Love or Dance
Tuesday, September 25th, 2007Everybody knows that dancing is my entire life. I am a single dancer. I always never leave the studio and stage all the time. To become a real professional dancer, I am still don’t know whether I can get to there. If I can’t be a dancer, I can use whatever professional skills to help many people who has trouble in physical.
Last August, I have met a man called Leon who is Malaysian chinese and Australian. I met him through my space. I was so intrested to know him because something is very speacial to me. We met each other and he brought me to Mt Cootha. We went to watch movie and dinner. After few days, we went out at nite. Both of us have shown the body language to each other about love. I felt so natural and this feeling is just from my body chemistry. I accepted him to become my bf. Both of us really love each other and care each other. I always give my best for my love. The third day, he brought me home to meet the parents. His parents are so exicited.

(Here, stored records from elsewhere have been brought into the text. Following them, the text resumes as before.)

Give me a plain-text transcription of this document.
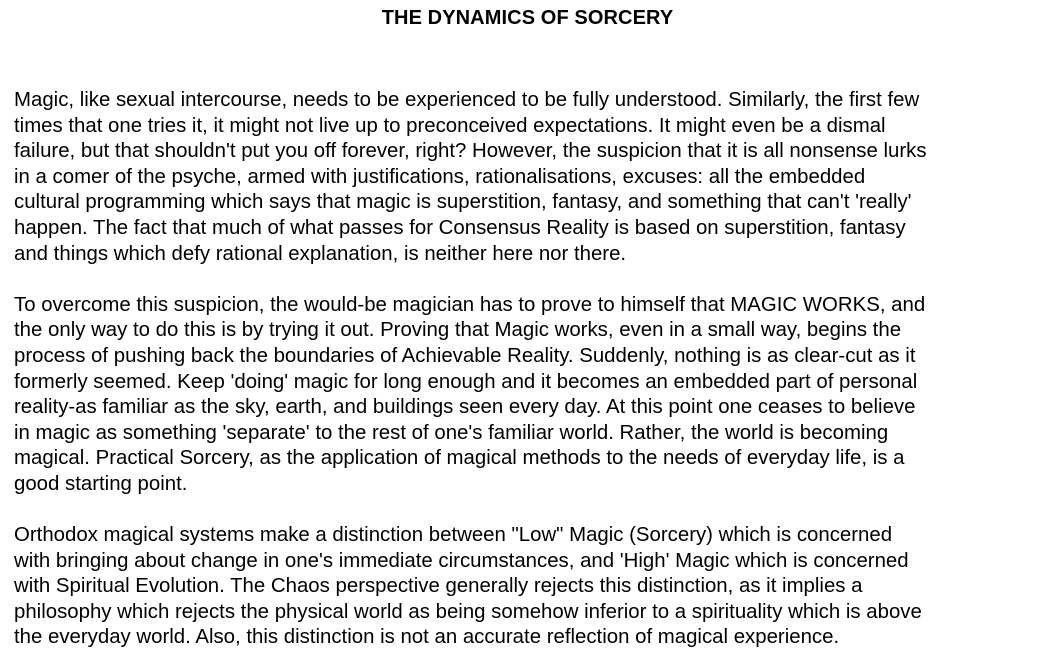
THE DYNAMICS OF SORCERY

Magic, like sexual intercourse, needs to be experienced to be fully understood. Similarly, the first few
times that one tries it, it might not live up to preconceived expectations. It might even be a dismal
failure, but that shouldn't put you off forever, right? However, the suspicion that it is all nonsense lurks
in a comer of the psyche, armed with justifications, rationalisations, excuses: all the embedded
cultural programming which says that magic is superstition, fantasy, and something that can't 'really'
happen. The fact that much of what passes for Consensus Reality is based on superstition, fantasy
and things which defy rational explanation, is neither here nor there.

To overcome this suspicion, the would-be magician has to prove to himself that MAGIC WORKS, and
the only way to do this is by trying it out. Proving that Magic works, even in a small way, begins the
process of pushing back the boundaries of Achievable Reality. Suddenly, nothing is as clear-cut as it
formerly seemed. Keep 'doing' magic for long enough and it becomes an embedded part of personal
reality-as familiar as the sky, earth, and buildings seen every day. At this point one ceases to believe
in magic as something 'separate' to the rest of one's familiar world. Rather, the world is becoming
magical. Practical Sorcery, as the application of magical methods to the needs of everyday life, is a
good starting point.

Orthodox magical systems make a distinction between "Low" Magic (Sorcery) which is concerned
with bringing about change in one's immediate circumstances, and 'High' Magic which is concerned
with Spiritual Evolution. The Chaos perspective generally rejects this distinction, as it implies a
philosophy which rejects the physical world as being somehow inferior to a spirituality which is above
the everyday world. Also, this distinction is not an accurate reflection of magical experience.
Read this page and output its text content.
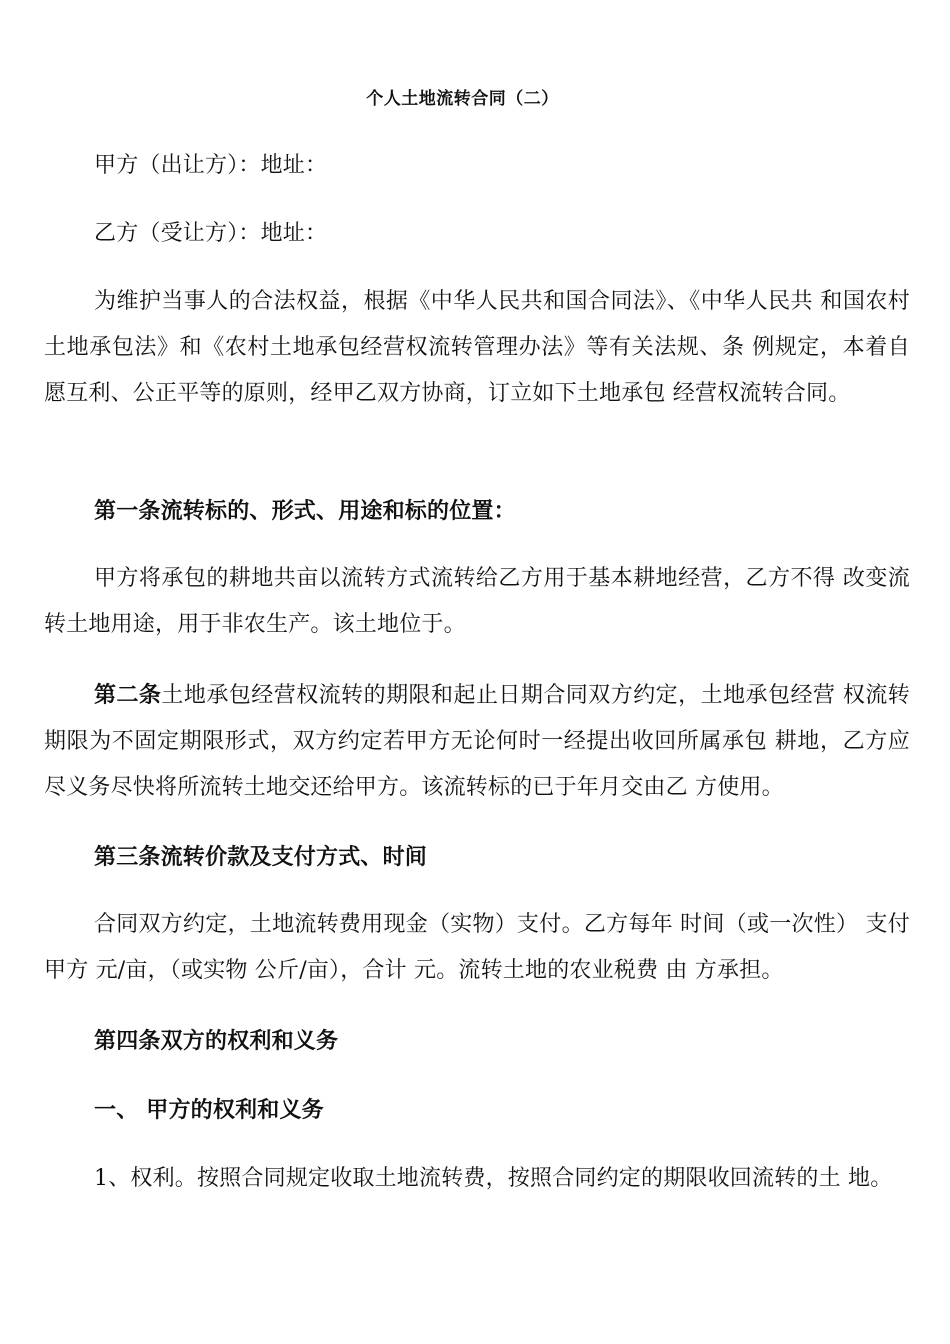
个人土地流转合同（二）

甲方（出让方）：地址：

乙方（受让方）：地址：

为维护当事人的合法权益，根据《中华人民共和国合同法》、《中华人民共 和国农村土地承包法》和《农村土地承包经营权流转管理办法》等有关法规、条 例规定，本着自愿互利、公正平等的原则，经甲乙双方协商，订立如下土地承包 经营权流转合同。

第一条流转标的、形式、用途和标的位置：

甲方将承包的耕地共亩以流转方式流转给乙方用于基本耕地经营，乙方不得 改变流转土地用途，用于非农生产。该土地位于。

第二条土地承包经营权流转的期限和起止日期合同双方约定，土地承包经营 权流转期限为不固定期限形式，双方约定若甲方无论何时一经提出收回所属承包 耕地，乙方应尽义务尽快将所流转土地交还给甲方。该流转标的已于年月交由乙 方使用。

第三条流转价款及支付方式、时间

合同双方约定，土地流转费用现金（实物）支付。乙方每年 时间（或一次性） 支付甲方 元/亩，（或实物 公斤/亩），合计 元。流转土地的农业税费 由 方承担。

第四条双方的权利和义务

一、 甲方的权利和义务

1、权利。按照合同规定收取土地流转费，按照合同约定的期限收回流转的土 地。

That was 1 nite dinner, he suggested to have dinner with his parents. His mother is Malaysian Chinese and his father is Australian. I really have a good time with them. His mother is a lovely woman and caring. Me and Leon are so love each other. We tried to spend time together. Both of us are alwasy busy. when I have hard time, he supported me. When I have injured my knee, he gave me a present to cheer me up.
I have been not dancing a month. Til the day he has a job promotion, he has new job. the whole situation has changed. He hardly spend time with me. He still has Uni to do his studies and work as a bartender in Jo Jo restaurant.
The last day I met him, he looked so different to me. After meeting the last day, I felt something is not right come to me. I started worried about this relationship. But, I think in the positive way.
Yesterday, Leon rang me and asked for ending relationship because he doesn’t has time with me. He is very busy with his uni. He said it is not fair to me because not spending time with me. It will get worst. I don’t blame him for this. Everybody needs career. In the end, I accepted the situation. I feel good but I have to end this. My chemistry of love is drained in my body. I feel pain and sad. But, I tell myself to be strong and move forward. I really appreaciate what he gave me in 2 months. Now, I am as his friend, I am proud of him because he is searching his real life. I have learnt a lot from him. I am really thank to him for being honest and respect to me. In this sitaution, It is part of my growing life.
my blessing and praying are always with Leon. I hope he will get what he wants. I hope I can meet him in the future as like a friend. I will continue my single journey life to create my own life.